LaFrance takes readers on an unsettling history and survey of QAnon and a half dozen other irrational, obscene, frequently racist and violence-oriented sites like 4chan, 8chan and 8kun, as well as the characters, both conniving and sad, associated with them. All that before rolling up her investigation into a truly scary summation.
She writes, “I have known [a political-science professor at the University of Miami named Joseph] Uscinski for years … . Many people assume, he told me, that a propensity for conspiracy thinking is predictable along ideological lines. That’s wrong, he explained. It’s better to think of conspiracy thinking as independent of party politics. It’s a particular form of mind-wiring. [Emphasis mine.] And it’s generally characterized by acceptance of the following propositions: Our lives are controlled by plots hatched in secret places. Although we ostensibly live in a democracy, a small group of people run everything, but we don’t know who they are. When big events occur—pandemics, recessions, wars, terrorist attacks—it is because that secretive group is working against the rest of us.
“QAnon isn’t a far-right conspiracy, the way it’s often described, Uscinski went on, despite its obviously pro-Trump narrative. And that’s because Trump isn’t a typical far-right politician. Q appeals to people with the greatest attraction to conspiracy thinking of any kind, and that appeal crosses ideological lines.”
She then moves to her closing statement.
She says, “QAnon carries on a tradition of apocalyptic thinking that has spanned thousands of years. It offers a polemic to empower those who feel adrift. … The Seventh-day Adventists and the Church of Jesus Christ of Latter-day Saints are thriving religious movements indigenous to America. Do not be surprised if QAnon becomes another. It already has more adherents by far than either of those two denominations had in the first decades of their existence. People are expressing their faith through devoted study of Q drops as installments of a foundational text, through the development of Q-worshipping groups, and through sweeping expressions of gratitude for what Q has brought to their lives. Does it matter that we do not know who Q is? The divine is always a mystery. Does it matter that basic aspects of Q’s teachings cannot be confirmed? The basic tenets of Christianity cannot be confirmed. Among the people of QAnon, faith remains absolute. True believers describe a feeling of rebirth, an irreversible arousal to existential knowledge. They are certain that a Great Awakening is coming. They’ll wait as long as they must for deliverance.”

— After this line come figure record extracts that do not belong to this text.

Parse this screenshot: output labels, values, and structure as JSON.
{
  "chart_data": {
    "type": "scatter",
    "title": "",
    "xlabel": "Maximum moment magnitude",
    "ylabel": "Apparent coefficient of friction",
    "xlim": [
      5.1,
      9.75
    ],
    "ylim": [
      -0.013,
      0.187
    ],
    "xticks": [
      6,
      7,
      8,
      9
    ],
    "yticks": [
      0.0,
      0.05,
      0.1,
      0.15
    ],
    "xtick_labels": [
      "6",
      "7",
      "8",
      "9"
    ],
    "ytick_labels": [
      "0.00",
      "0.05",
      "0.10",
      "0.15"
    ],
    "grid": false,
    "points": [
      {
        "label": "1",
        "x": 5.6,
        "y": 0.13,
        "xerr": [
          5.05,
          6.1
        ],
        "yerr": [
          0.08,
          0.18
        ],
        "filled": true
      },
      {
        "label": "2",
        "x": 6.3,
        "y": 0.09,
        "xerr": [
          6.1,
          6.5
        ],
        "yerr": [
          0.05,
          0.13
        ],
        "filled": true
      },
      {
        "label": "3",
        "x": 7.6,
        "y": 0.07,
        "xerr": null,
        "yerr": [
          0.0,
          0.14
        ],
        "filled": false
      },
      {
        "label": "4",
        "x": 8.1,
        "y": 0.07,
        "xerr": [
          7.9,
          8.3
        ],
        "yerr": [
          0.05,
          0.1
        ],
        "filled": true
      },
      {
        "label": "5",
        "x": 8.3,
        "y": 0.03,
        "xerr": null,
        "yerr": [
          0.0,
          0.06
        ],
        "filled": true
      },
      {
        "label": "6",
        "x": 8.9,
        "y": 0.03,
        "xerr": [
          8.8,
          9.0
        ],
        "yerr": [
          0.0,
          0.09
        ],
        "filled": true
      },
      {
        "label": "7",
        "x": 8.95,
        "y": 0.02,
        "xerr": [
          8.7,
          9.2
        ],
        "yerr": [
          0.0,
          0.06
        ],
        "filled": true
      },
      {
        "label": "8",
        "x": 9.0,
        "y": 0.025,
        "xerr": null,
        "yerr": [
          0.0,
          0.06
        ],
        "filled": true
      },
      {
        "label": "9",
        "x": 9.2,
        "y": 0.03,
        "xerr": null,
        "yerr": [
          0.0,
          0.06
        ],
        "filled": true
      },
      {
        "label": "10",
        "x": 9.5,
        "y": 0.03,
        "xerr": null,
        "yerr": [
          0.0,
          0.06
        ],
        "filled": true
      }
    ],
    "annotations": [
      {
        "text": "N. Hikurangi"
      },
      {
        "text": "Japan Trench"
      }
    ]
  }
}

The nut of it all is pretty obvious: Such people, as described above, are the fiery, white-hot core of Trump’s base. To them he is a key figure in what they regard as a god-like, divine plan. Trump is, in effect, the earthly vessel for the long-awaited cleansing apocalypse. And because of their “mind-wiring” they are unable to be convinced otherwise or to ever abandon him.
This white-hot core is primed and eager to accept anything they’re told by QAnon, who could be anyone. (Former Republican strategist Rick Wilson is convinced QAnon gets most of his inside information from White House communications advisor, Dan Scavino. BTW: Here’s a clip of Wilson in early 2018, imagining a “Mad Max” post-Trump landscape.)
More to point in terms of what’s coming this fall, there’s every reason to believe this “religious” core will act on whatever irrational, magical thinking they’re guided toward by QAnon, some other “divine” source or by Trump himself. There’s certainly no reason to think they’re disillusioned. To the contrary, they’re prepping for the battle. By every indication, they will mobilize and vote for Trump in even greater numbers than they did in 2016.
Likewise, who is prepared to assume they’ll accept Trump’s defeat, if it happens this November?